FlyBase curates information on the molecular organization of genes and detailed
information on transcripts and protein products and their expression.
Expression pattern curation uses a controlled vocabulary for the description of
anatomy and life stages. These data can be accessed via FlyBase gene reports.
FlyBase collaborates very closely with both the Berkeley and European
Drosophila
Genome Projects. An integrated list of P1, cosmid and YAC clones from these
projects is available and can be searched by cytological location.
FlyBase curates the structure of artificial constructs (including plasmids,
vectors and constructs used for transformation). These data are reported via
graphical maps of transposons and plasmids linked to sequence data and, where
appropriate, to mutant alleles and publications. For each transposon and vector
there are links to the components used in its construction.
One of the most urgent needs for those building genetic databases is a stable
mechanism to cross-reference genes (and other objects) between organisms. In the absence of
such a mechanism FlyBase now simply includes the gene symbol and organism of
loci said, by investigators, to encode a similar (or homologous) product. These
cross-references (1659 as of November, 1996) include the gene symbol approved by
the appropriate community (e.g. HUGO) and, where possible, the gene's accession
number in the appropriate database (OMIM, GDB, MGD, ECOGENE,
Saccharomyces
Genome Database). Some of these links (e.g. with GDB) are now reciprocal.
FlyBase provides access to the stock lists of the three major stock centers for
D.melanogaster
(Bloomington, Mid-America and Umea) and for that of the
Drosophila
species stock center at Bowling Green. It also provides access to the stock
lists of individual laboratories, if these are provided to FlyBase. FlyBase
works with the major
Drosophila
stock centers to ensure consistency of nomenclature.
FlyBase maintains a directory of names, addresses, telephone and fax numbers and
email addresses of people in the
Drosophila
community. Those with particular roles in the community (e.g. principal
investigators, stock-keepers, members of the
Drosophila
Board) are tagged. There are now over 5500 records in this directory.

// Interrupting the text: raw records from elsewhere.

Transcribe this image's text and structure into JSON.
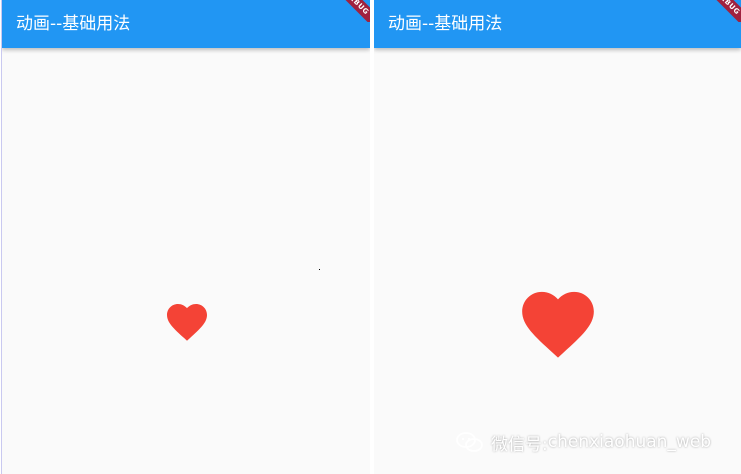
{
  "left_screen": {
    "appbar_title": "动画--基础用法",
    "debug_banner": "DEBUG",
    "heart": {
      "icon": "heart-icon",
      "color": "#f44336",
      "scale": "small"
    }
  },
  "right_screen": {
    "appbar_title": "动画--基础用法",
    "debug_banner": "DEBUG",
    "heart": {
      "icon": "heart-icon",
      "color": "#f44336",
      "scale": "large"
    }
  },
  "watermark": {
    "icon": "wechat-icon",
    "label_prefix": "微信号: ",
    "account": "chenxiaohuan_web"
  },
  "colors": {
    "appbar": "#2196f3",
    "background": "#fafafa",
    "heart": "#f44336",
    "debug_ribbon": "#a0213f"
  }
}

FlyBase cannot, and should not, be wholly comprehensive. We encourage others to
build specialised databases. At present FlyBase offers help in linking these to
FlyBase (by the use of FB identifiers, for example) and in making these
available through the FlyBase servers. Several databases of allied data are now
available through FlyBase: these include a complete list of valid species in
the family Drosophilidae (Dr G. Baechli, Zurich), a
Drosophila
codon usage table and the
Drosophila
records of the Transcription Termination Signal Database. All
Drosophila
records of the Environmental Mutagen Information Center are also available.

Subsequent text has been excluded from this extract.